GOAL: In this research-based teaching course you will learn about some principles and differences between explainable AI and causability to design, develop and test how humans and machine learning systems can interact and collaborate for effective decision making. You will learn about the differences between explainable AI and explanability and experiment with explanation user-interface frameworks. Note that causability (similar to usability) includes properties of human intelligence, whilst explainability (explainable AI) deals with properties of computational intelligence (algorithms)

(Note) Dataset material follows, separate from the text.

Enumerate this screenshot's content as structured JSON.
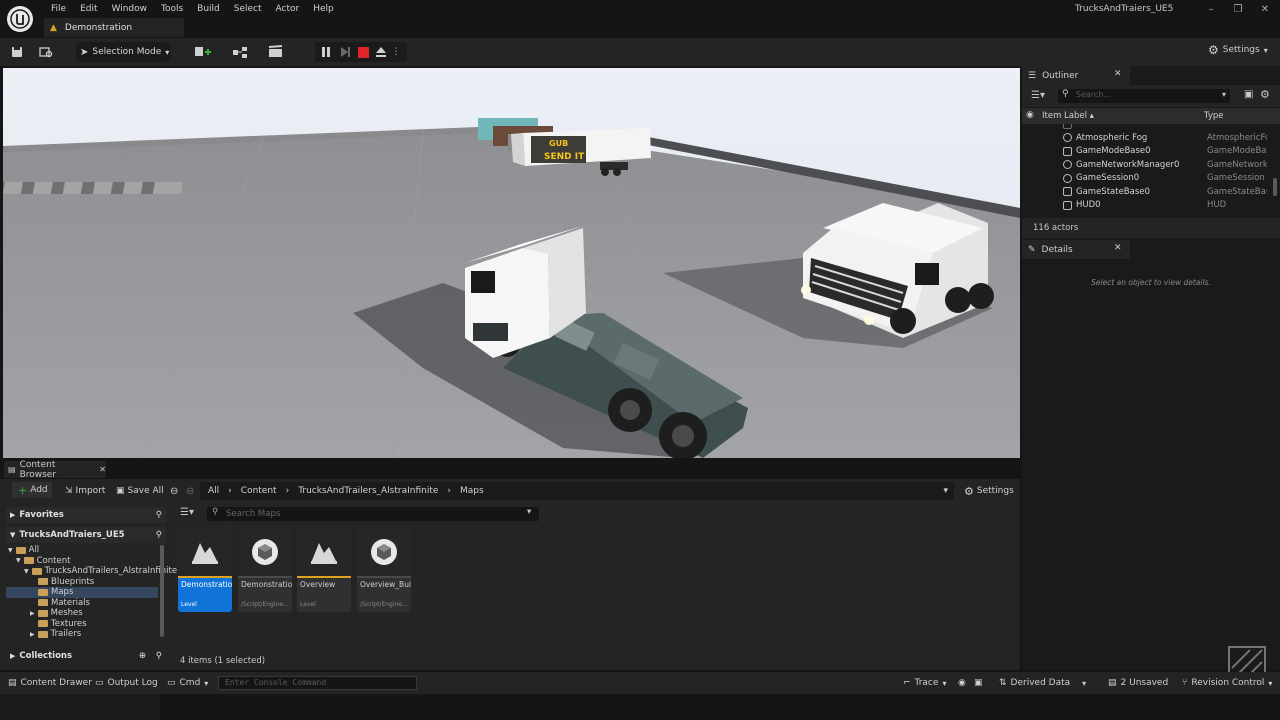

MOTIVATION: Artificial Intelligence (AI) and Machine Learning (ML) demonstrate impressive success. Particularly deep learning (DL) approaches hold great premises (see differences between AI/ML/DL here). Unfortuntately, the best performing methods turn out to be intransparent, so-called “black-boxes”. Such models have no explicit declarative knowledge representation, hence have difficulty in generating explanatory and contextual structures. This considerably limits the achievement of their full potential in certain application domains. Consequently, in safety critical systems and domains (e.g. in the medical domain) we may raise the question: “Can we trust these results?”, “Can we explain how and why a result was achieved?”. This is not only crucial for user acceptance, e.g. in medicine the ultimate responsibility remains with the human, but it is mandatory since 25th May 2018 due to the European GDPR, which includes a “right for explanation”.

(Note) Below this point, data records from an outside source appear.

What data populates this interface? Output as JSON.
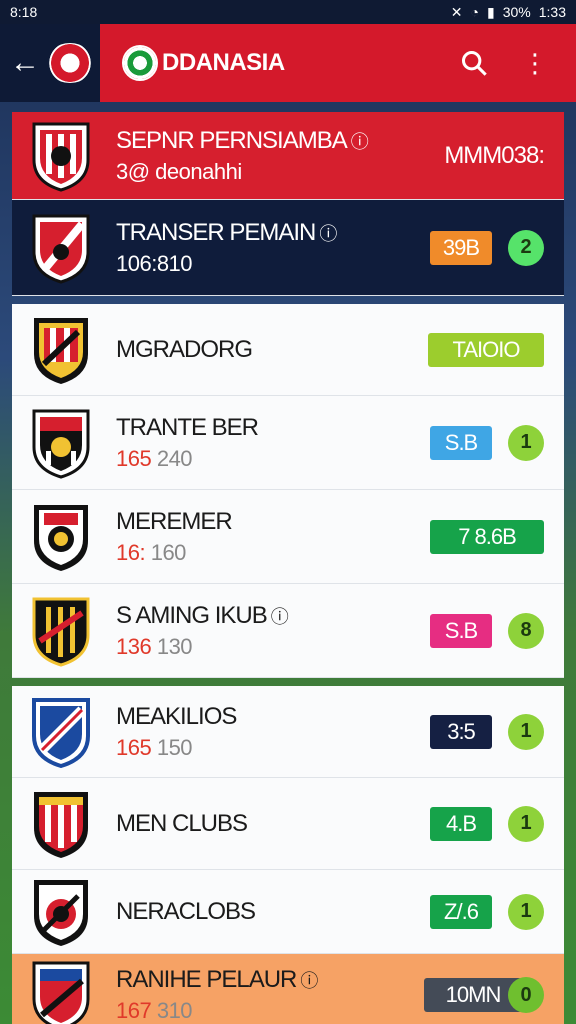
{
  "status_bar": {
    "time": "8:18",
    "battery": "30%",
    "clock": "1:33",
    "icons": [
      "mute-icon",
      "wifi-icon",
      "signal-icon"
    ]
  },
  "app_bar": {
    "brand": "DDANASIA",
    "icons": [
      "back-arrow-icon",
      "search-icon",
      "more-vert-icon"
    ]
  },
  "rows": [
    {
      "name": "SEPNR PERNSIAMBA",
      "sub_prefix": "3@ deonahhi",
      "sub_hl": "",
      "value": "MMM038:"
    },
    {
      "name": "TRANSER PEMAIN",
      "sub_prefix": "106:810",
      "sub_hl": "",
      "badge": "39B",
      "pill": "2"
    },
    {
      "name": "MGRADORG",
      "badge": "TAIOIO"
    },
    {
      "name": "TRANTE BER",
      "sub_hl": "165",
      "sub_rest": " 240",
      "badge": "S.B",
      "pill": "1"
    },
    {
      "name": "MEREMER",
      "sub_hl": "16:",
      "sub_rest": " 160",
      "badge": "7 8.6B"
    },
    {
      "name": "S AMING IKUB",
      "sub_hl": "136",
      "sub_rest": " 130",
      "badge": "S.B",
      "pill": "8"
    },
    {
      "name": "MEAKILIOS",
      "sub_hl": "165",
      "sub_rest": " 150",
      "badge": "3:5",
      "pill": "1"
    },
    {
      "name": "MEN CLUBS",
      "badge": "4.B",
      "pill": "1"
    },
    {
      "name": "NERACLOBS",
      "badge": "Z/.6",
      "pill": "1"
    },
    {
      "name": "RANIHE PELAUR",
      "sub_hl": "167",
      "sub_rest": " 310",
      "badge": "10MN",
      "pill": "0"
    }
  ],
  "colors": {
    "primary_red": "#d4192b",
    "navy": "#0e1a36",
    "badge_orange": "#f08b2a",
    "badge_lime": "#9ccd2d",
    "badge_blue": "#3fa6e5",
    "badge_green": "#16a34a",
    "badge_pink": "#e62d82",
    "badge_navy": "#152043",
    "badge_slate": "#444b57",
    "pill_green": "#8ed23a"
  }
}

RELEVANCE: There is growing industrial demand in machine learning approaches, which are not only well performing, but transparent, interpretable and trustworthy, e.g. in medicine, but also in production (industry 4.0), robotics, automous driving, recommender systems, etc.

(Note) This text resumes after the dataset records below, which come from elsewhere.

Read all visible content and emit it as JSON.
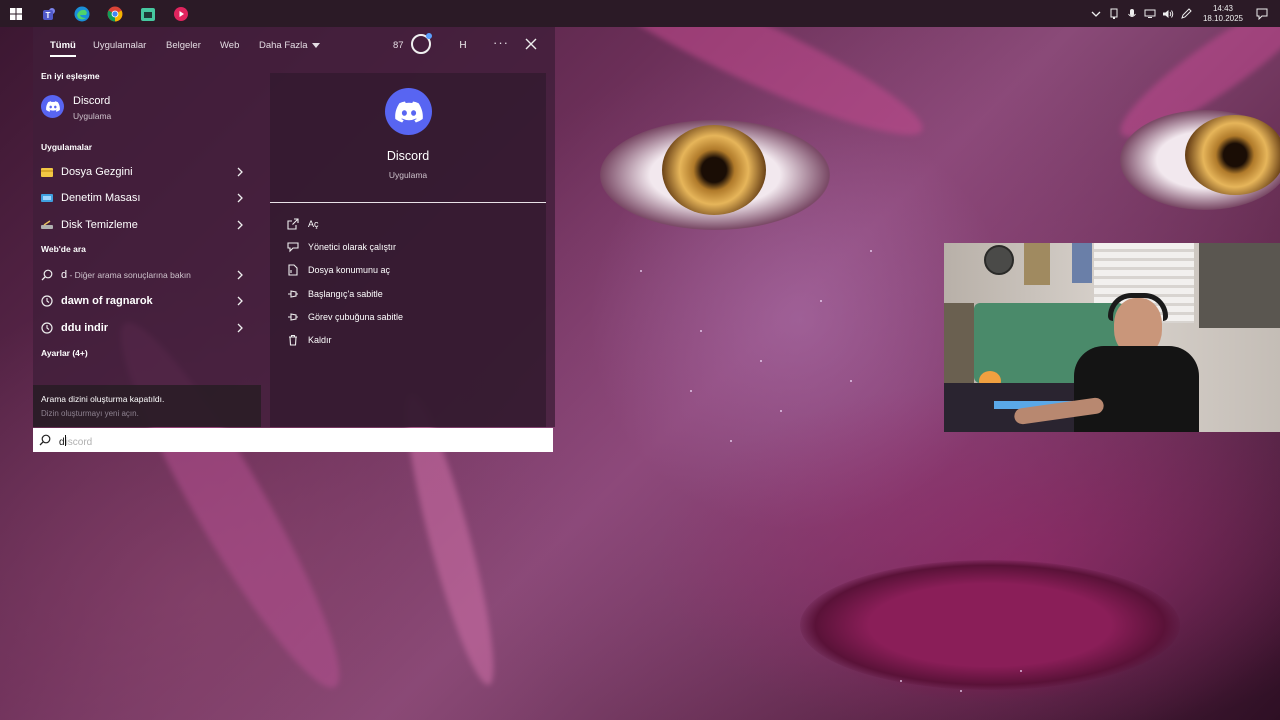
{
  "taskbar": {
    "apps": [
      {
        "name": "windows-start"
      },
      {
        "name": "teams"
      },
      {
        "name": "edge"
      },
      {
        "name": "chrome"
      },
      {
        "name": "store"
      },
      {
        "name": "media-player"
      }
    ],
    "clock": {
      "time": "14:43",
      "date": "18.10.2025"
    }
  },
  "search": {
    "tabs": [
      "Tümü",
      "Uygulamalar",
      "Belgeler",
      "Web",
      "Daha Fazla"
    ],
    "points": "87",
    "avatar_initial": "H",
    "more": "···",
    "best_match_heading": "En iyi eşleşme",
    "best_match": {
      "title": "Discord",
      "subtitle": "Uygulama"
    },
    "apps_heading": "Uygulamalar",
    "apps": [
      {
        "label": "Dosya Gezgini",
        "icon": "folder-icon"
      },
      {
        "label": "Denetim Masası",
        "icon": "control-panel-icon"
      },
      {
        "label": "Disk Temizleme",
        "icon": "disk-cleanup-icon"
      }
    ],
    "web_heading": "Web'de ara",
    "web_first": {
      "query": "d",
      "suffix": " - Diğer arama sonuçlarına bakın"
    },
    "web_history": [
      "dawn of ragnarok",
      "ddu indir"
    ],
    "settings_heading": "Ayarlar (4+)",
    "notice": {
      "title": "Arama dizini oluşturma kapatıldı.",
      "subtitle": "Dizin oluşturmayı yeni açın."
    },
    "detail": {
      "title": "Discord",
      "subtitle": "Uygulama",
      "actions": [
        "Aç",
        "Yönetici olarak çalıştır",
        "Dosya konumunu aç",
        "Başlangıç'a sabitle",
        "Görev çubuğuna sabitle",
        "Kaldır"
      ]
    },
    "input": {
      "value": "d",
      "suggestion_rest": "iscord"
    }
  },
  "colors": {
    "discord": "#5865f2",
    "panel": "#401e3a",
    "taskbar": "#2b1a26"
  }
}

BACKGROUND: Methods to reenact the machine decision-making process, to reproduce and to comprehend the learning and knowledge extraction process need affective user interfaces. For decision support it is necessary to understand the causality of learned representations. If human intelligence is complemented by machine learning and at least in some cases even overruled, humans must still be able to understand, and most of all to be able to interactively influence the machine decision process – on demand. This needs context awareness and sensemaking to close the gap between human thinking and “machine thinking”.
SETTING: In this course the students will have the unique opportunity to work on mini-projects in real-world problems within our digital pathology project. Students will learn basic principles of human-computer interaction, interaction design, usability engineering and evaluation methods and get an introduction into causability research. On the basis of this course there are opportunities for further work (software developing tasks, bachelor, master’s and PhD positions, see open work).